The Ravitch procedure is best done in young children since the skeleton and ribs are pliable and complaint. The procedure is more difficult in the older patient because of the stiffness of the sternum and the adjoining ribs.



Contraindications for the Ravitch procedure are patient-specific and are related to operative risk.

Patients need to be realistic because the surgery may not completely reverse the pectus deformity and because recurrences are not uncommon.


Technical Considerations

Procedural planning

Sternal stabilization bars of all sizes should be available in the operating room prior to the incision. A chest tube kit should be available in the event of iatrogenic pneumothorax during the dissection; the tube may be placed at the conclusion of the case.

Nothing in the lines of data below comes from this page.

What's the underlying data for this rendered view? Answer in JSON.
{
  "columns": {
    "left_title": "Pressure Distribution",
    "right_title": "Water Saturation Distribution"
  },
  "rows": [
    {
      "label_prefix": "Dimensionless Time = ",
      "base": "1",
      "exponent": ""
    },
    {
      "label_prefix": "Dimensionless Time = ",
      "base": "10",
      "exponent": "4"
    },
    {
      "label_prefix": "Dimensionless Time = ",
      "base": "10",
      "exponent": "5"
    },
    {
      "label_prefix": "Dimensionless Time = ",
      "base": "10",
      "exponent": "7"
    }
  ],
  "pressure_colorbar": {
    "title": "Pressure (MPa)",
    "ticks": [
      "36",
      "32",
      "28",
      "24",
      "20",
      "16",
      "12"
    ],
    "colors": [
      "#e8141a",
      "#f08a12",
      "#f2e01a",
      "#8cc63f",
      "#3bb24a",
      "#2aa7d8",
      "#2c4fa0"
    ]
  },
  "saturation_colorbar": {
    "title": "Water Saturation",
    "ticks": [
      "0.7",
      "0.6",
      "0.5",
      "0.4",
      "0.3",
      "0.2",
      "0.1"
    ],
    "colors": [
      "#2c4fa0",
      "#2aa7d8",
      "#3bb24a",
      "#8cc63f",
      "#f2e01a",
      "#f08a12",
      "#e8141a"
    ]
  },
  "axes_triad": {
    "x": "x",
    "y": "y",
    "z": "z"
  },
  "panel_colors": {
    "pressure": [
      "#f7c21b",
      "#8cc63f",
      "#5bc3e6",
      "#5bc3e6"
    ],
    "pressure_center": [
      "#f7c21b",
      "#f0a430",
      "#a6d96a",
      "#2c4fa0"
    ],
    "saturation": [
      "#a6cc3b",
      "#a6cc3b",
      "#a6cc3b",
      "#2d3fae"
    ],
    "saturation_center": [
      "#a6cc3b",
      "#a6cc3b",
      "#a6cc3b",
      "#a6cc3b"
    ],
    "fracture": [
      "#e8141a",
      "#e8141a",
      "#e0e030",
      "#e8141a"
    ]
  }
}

Typing and crossmatching should be performed in order to ensure that crossmatched blood is available in the operating room before incision. Otherwise, no specific laboratory tests are needed preoperatively or postoperatively unless otherwise dictated by the patient’s specific clinical situation.

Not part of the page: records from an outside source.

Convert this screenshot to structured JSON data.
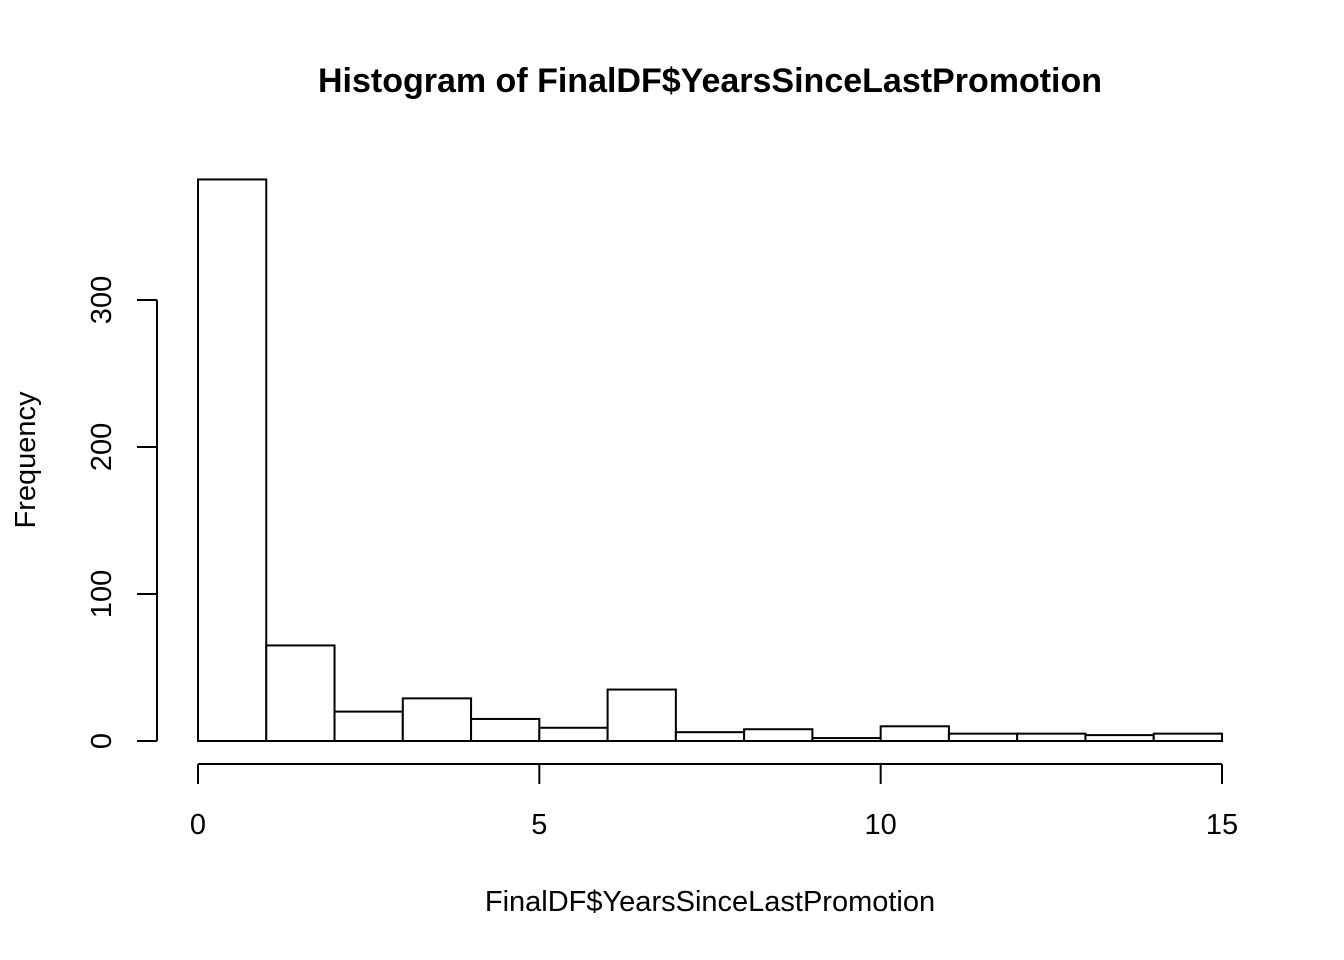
{
  "chart_data": {
    "type": "bar",
    "title": "Histogram of FinalDF$YearsSinceLastPromotion",
    "xlabel": "FinalDF$YearsSinceLastPromotion",
    "ylabel": "Frequency",
    "bins": [
      {
        "from": 0,
        "to": 1,
        "count": 382
      },
      {
        "from": 1,
        "to": 2,
        "count": 65
      },
      {
        "from": 2,
        "to": 3,
        "count": 20
      },
      {
        "from": 3,
        "to": 4,
        "count": 29
      },
      {
        "from": 4,
        "to": 5,
        "count": 15
      },
      {
        "from": 5,
        "to": 6,
        "count": 9
      },
      {
        "from": 6,
        "to": 7,
        "count": 35
      },
      {
        "from": 7,
        "to": 8,
        "count": 6
      },
      {
        "from": 8,
        "to": 9,
        "count": 8
      },
      {
        "from": 9,
        "to": 10,
        "count": 2
      },
      {
        "from": 10,
        "to": 11,
        "count": 10
      },
      {
        "from": 11,
        "to": 12,
        "count": 5
      },
      {
        "from": 12,
        "to": 13,
        "count": 5
      },
      {
        "from": 13,
        "to": 14,
        "count": 4
      },
      {
        "from": 14,
        "to": 15,
        "count": 5
      }
    ],
    "xlim": [
      0,
      15
    ],
    "ylim": [
      0,
      382
    ],
    "x_ticks": [
      0,
      5,
      10,
      15
    ],
    "y_ticks": [
      0,
      100,
      200,
      300
    ],
    "grid": false,
    "legend": "none",
    "bar_fill": "#ffffff",
    "bar_stroke": "#000000"
  }
}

If the patient has cardiopulmonary symptoms, pulmonary function testing is indicated, as well as echocardiography, arterial blood gas evaluation, and computed tomography (CT) of the chest. Consultation with a pulmonary expert, a cardiology expert, or both is helpful in such cases.

Complication prevention

One of the most common complications after the Ravitch procedure is seroma formation. For this reason, a drain can be left under the subcutaneous flaps to allow egress of fluid, which may otherwise accumulate. Antibiotics to cover skin flora should be given within 1 hour of incision.



Intraoperative iatrogenic pneumothorax occurs in as many as 3% of cases and is managed with tube thoracostomy at the conclusion of the operation.

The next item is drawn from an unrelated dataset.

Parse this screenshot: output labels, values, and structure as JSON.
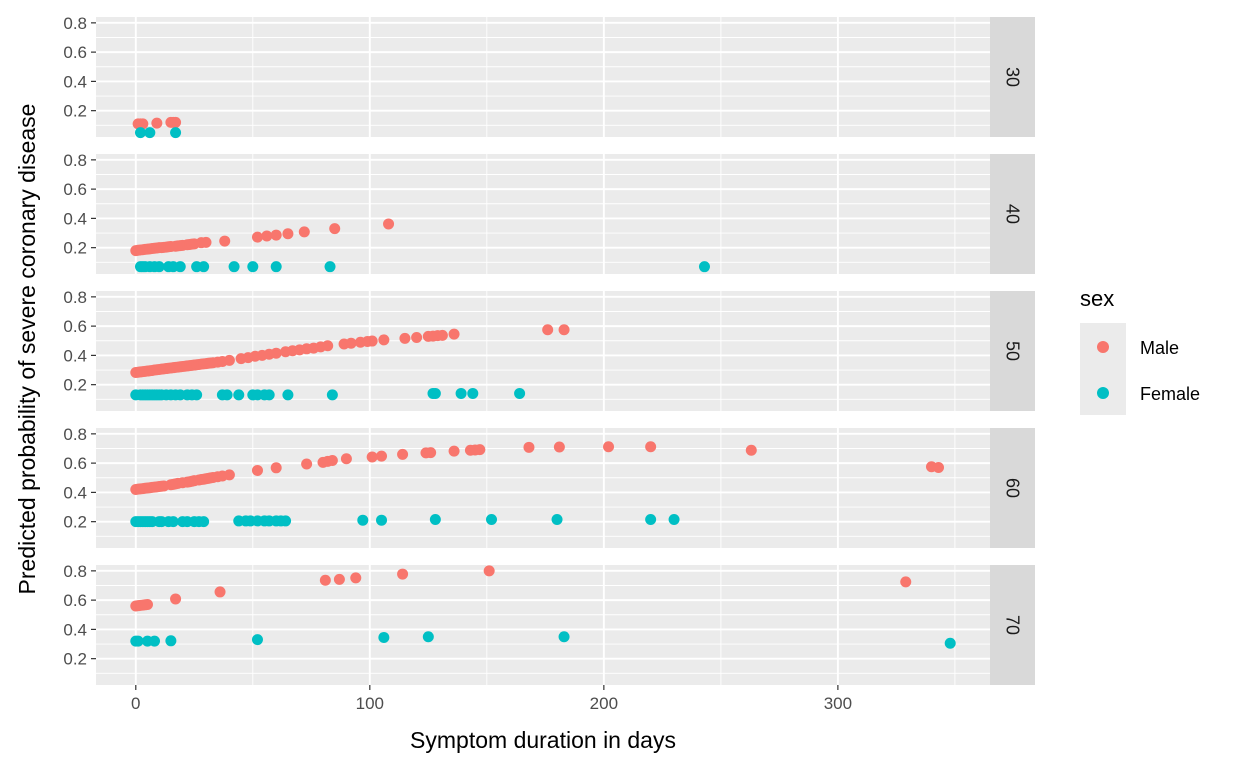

In the immediate postoperative period, the most common complication is seroma formation. [2, 4] For this reason, a drain may be left under the skin flaps at the end of the operation and is removed before patient discharge.

The Ravitch procedure is associated with less postoperative pain than the Nuss procedure is. [7, 13]  However, a meta-analysis of 19 studies (N = 1731) found that the postoperative length of stay (LOS) was similar for the two procedures and that the Nuss procedure (n = 989) was associated with shorter operating times and less blood loss than the Ravitch procedure (n = 742). [14]

Long-term patient satisfaction with cosmetic outcome is generally very good. [2, 4]

Rarely, complications that warrant operative revision result from displacement of the sternum or gross infection that necessitates incision and drainage. [4] Recurrence has been reported in 3-10% of patients. [2, 3, 10, 15, 16, 17]  The Nuss procedure can be performed for recurrent pectus excavatum, regardless of the technique used for the initial repair; however, the Ravitch procedure is still a useful approach for severe recurrences involving sternocostal junction abnormalities and cartilage regrowth under the sternum. [18, 19]

Instances of fracture of the titanium bars used in a modified Ravitch procedure have been reported. [20]

Toci et al assessed outcomes in 290 adults undergoing Ravitch (n = 53) or Nuss procedures (n = 237) for pectus excavatum to determine whether postoperative complications and recurrence differed significantly between primary and redo operations. [21]  There were no significant differences in postoperative complications or recurrence rates between Nuss and Ravitch repairs overall, between redo Nuss (n = 53) and Ravitch repairs (n = 26), between primary and redo Nuss repairs, or between primary and redo Ravitch repairs; however, there were significant differences between all Nuss and all Ravitch repairs with respect to age, length of stay, follow-up, bars inserted, and estimated blood loss.

In a retrospective study using data from the American College of Surgeons (ACS) National Surgical Quality Improvement Program (NSQIP), Brungardt et al compared the outcomes of minimally invasive (Nuss) and open (Ravitch) repair in 168 patients aged 18 years or older with pectus excavatum as the postoperative diagnosis. [22]  Median operating time was 250 minutes in the Ravitch group and 122 minutes in the Nuss group; median LOS was 5 days in the Ravitch group and 3 days in the Nuss group. Postoperative complication rates were similar in the two groups.